In terms of spending, Thomas reported $5,386 in advertising-related expenses this election cycle, including print materials, a website, bumper stickers, signs for an email campaign, among others things, state records show.
Senate District 41 race
About 80% of all the money Walker raised this election cycle came from PACs, according to campaign finance records. As of Oct. 14, Walker had reported $11,150 in contributions from 20 PACs, including $2,500 from the Indiana Realtors Political Action Committee and $1,000 each from the Fraternal Order of the Indiana State Police, Taft Stettinius & Hollister LLP and Indiana BANKPAC.
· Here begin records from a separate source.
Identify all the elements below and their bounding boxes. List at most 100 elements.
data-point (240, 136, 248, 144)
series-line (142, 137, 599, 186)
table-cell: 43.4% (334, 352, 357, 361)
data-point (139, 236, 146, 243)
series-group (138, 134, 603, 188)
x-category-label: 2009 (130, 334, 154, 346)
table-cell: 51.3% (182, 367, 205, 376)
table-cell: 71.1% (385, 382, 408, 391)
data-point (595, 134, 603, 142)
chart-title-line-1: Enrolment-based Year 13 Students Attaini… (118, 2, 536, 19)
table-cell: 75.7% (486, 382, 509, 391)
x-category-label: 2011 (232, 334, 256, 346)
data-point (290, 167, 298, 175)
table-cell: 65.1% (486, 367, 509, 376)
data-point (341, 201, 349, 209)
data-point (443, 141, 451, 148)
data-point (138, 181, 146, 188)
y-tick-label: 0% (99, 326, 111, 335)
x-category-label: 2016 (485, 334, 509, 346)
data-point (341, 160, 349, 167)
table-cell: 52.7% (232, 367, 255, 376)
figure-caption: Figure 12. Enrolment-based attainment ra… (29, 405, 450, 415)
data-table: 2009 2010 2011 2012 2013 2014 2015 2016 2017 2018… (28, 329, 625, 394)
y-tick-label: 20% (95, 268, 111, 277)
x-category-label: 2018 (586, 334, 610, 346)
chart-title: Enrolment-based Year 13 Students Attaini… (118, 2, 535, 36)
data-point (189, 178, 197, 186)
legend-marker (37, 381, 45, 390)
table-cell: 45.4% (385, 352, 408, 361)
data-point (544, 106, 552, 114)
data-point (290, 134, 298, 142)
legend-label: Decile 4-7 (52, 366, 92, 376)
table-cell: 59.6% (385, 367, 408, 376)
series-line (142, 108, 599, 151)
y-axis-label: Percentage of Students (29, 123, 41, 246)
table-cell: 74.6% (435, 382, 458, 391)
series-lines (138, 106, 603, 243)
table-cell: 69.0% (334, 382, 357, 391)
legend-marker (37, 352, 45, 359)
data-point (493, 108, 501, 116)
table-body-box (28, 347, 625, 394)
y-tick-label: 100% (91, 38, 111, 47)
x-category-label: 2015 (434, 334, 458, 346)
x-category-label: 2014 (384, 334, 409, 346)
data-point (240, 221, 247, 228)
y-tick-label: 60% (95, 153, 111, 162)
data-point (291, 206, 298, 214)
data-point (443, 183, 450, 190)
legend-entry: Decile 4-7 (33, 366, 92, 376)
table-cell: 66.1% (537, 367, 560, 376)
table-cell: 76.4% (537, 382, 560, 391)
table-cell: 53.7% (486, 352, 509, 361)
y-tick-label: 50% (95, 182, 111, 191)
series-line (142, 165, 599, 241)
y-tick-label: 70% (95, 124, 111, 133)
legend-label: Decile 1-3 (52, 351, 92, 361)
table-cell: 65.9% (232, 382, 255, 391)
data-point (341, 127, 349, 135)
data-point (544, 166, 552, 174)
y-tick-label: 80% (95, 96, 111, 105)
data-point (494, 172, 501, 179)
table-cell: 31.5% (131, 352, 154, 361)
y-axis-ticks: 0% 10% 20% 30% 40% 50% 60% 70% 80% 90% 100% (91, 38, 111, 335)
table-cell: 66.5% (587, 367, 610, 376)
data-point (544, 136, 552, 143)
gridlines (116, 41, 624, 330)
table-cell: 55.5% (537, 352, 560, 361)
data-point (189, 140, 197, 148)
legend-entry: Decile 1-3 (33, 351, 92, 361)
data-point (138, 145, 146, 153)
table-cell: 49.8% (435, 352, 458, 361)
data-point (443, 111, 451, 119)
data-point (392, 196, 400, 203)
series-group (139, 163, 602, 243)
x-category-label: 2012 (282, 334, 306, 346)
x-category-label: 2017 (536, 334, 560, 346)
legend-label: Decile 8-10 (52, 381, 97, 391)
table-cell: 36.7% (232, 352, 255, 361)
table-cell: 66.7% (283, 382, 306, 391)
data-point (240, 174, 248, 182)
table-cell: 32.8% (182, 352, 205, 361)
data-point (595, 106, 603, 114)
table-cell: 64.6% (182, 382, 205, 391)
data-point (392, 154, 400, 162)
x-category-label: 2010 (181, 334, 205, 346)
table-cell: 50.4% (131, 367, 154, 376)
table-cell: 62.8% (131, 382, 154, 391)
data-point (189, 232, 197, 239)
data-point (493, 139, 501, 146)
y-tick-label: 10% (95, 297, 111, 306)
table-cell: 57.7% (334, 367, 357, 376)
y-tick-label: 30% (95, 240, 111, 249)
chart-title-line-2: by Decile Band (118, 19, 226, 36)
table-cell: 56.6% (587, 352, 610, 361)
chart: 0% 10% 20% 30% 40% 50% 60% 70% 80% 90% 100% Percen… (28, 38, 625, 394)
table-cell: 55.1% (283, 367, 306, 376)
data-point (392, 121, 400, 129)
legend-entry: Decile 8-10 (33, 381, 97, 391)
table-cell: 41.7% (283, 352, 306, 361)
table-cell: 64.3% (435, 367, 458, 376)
In addition, Walker reported contributions from Greg Pence for Congress, the Indiana Multifamily Housing Policy Action Committee, the Friends of Indiana Rural Electrification, the Cummins Inc Policy Action Committee ., the Duke Energy Corp. Political Action Committee, the Indiana Pharmacists Action Committee, among others.
The top recipient of Walker’s campaign funds this election cycle was the Johnson County Republican Party, which received $4,125 from the four-term state senator’s campaign, according to state records. The Bartholomew County Republican Party also received $2,600 from Walker’s campaign.
Walker also contributed $2,000 to Clarity of South Central Indiana, $175 to Bartholomew County Right to Life, $200 to Lauer’s campaign and $600 to Bartholomew County Sheriff GOP candidate Chris Lane , who is running unopposed in the general election. show state reocrds.
Nearly half of all the money Munoz reported raising, about $5,418, came from ActBlue, an online fundraising platform for Democratic and progressive candidates.
Munoz also reported about $2,488 in contributions from the Bartholomew County Democratic Party and $1,000 from the Indiana Political Action Committee on Education, or I-PACE, which is the political action division of the Indiana State Teachers Association.
As for spending, Munoz reported $7,049 in advertising-related costs, including $3,325 in T-shirts. Munoz also reported about $596 to the Penn and Beech Candle Company, which, on one occasion, he listed as gift candles.